I confessed to the group how I used to wonder whether work boots and dirty fingernails suited this campus. I told these people I love how proud I felt to call the farm “a Duke thing,” and a respected one at that. Duke’s food-growing spaces and community have been indispensible parts of my evolution and happiness as a college student. They now will figure centrally in my life as a working professional.

A younger farm intern later presented gifts that she hoped would “always help us find our way home.” I opened a small box to find a leather bracelet, fastened with an engraved metal strip bearing the GPS coordinates of the Duke Campus Farm. The cardinal directions lead to a home I never envisioned when I arrived at Duke hoping to learn something about tomatoes. Our home is vibrant and vital, and we built it from the ground up. At the farm, we continue to cultivate crops, community, and a deeply felt sense of place.
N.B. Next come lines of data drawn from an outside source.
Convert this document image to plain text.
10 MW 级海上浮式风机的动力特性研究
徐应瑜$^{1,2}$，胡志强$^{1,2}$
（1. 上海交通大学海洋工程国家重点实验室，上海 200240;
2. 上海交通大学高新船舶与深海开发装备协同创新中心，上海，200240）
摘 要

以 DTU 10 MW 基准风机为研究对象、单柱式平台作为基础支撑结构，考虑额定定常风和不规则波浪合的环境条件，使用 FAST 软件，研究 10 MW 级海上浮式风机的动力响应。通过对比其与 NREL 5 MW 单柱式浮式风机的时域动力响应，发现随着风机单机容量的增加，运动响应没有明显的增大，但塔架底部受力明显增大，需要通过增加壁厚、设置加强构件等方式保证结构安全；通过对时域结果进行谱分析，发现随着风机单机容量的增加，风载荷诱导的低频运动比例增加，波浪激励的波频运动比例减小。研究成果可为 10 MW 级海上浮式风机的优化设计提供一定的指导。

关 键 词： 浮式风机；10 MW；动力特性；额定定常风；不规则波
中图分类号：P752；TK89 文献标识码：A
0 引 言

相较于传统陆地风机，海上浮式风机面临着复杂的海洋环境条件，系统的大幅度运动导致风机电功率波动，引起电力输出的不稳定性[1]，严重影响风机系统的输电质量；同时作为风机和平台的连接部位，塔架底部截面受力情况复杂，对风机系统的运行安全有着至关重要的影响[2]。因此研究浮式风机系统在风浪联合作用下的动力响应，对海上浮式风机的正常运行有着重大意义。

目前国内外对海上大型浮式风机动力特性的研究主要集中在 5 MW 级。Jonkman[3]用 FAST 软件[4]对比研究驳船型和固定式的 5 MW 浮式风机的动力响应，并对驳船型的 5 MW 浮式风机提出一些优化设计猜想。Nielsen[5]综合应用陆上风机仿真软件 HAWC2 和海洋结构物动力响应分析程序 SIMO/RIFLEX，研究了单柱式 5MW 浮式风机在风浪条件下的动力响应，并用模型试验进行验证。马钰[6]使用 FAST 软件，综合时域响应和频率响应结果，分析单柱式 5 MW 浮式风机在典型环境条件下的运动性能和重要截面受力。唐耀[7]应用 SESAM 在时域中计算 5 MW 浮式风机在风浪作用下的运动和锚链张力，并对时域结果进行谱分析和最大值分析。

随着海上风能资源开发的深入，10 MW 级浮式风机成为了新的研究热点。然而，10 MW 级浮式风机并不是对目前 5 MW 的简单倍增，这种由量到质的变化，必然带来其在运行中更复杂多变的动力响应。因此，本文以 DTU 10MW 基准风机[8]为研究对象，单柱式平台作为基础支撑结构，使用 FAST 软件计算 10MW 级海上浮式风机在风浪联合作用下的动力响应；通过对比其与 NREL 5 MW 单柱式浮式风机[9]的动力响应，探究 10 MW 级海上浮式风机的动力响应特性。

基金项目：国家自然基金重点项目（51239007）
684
After graduation ceremonies, I waited at the Duke bus garage to present a favorite driver with homemade jam and the address of my new house in Durham. I noticed the double bus that bears a photo of campus-farm volunteers working in the field. I smiled and adjusted my backpack, full of kale from a morning harvest.

 

Originally from Pittsburgh, McGinty ’13 majored in public policy studies with a certificate in policy journalism and media studies. She was a Baldwin Scholar; managed a joint Duke/UNC publication, Rival magazine; and worked for the Partnership for Appalachian Girls’ Education, a Duke-sponsored literacy program in western North Carolina.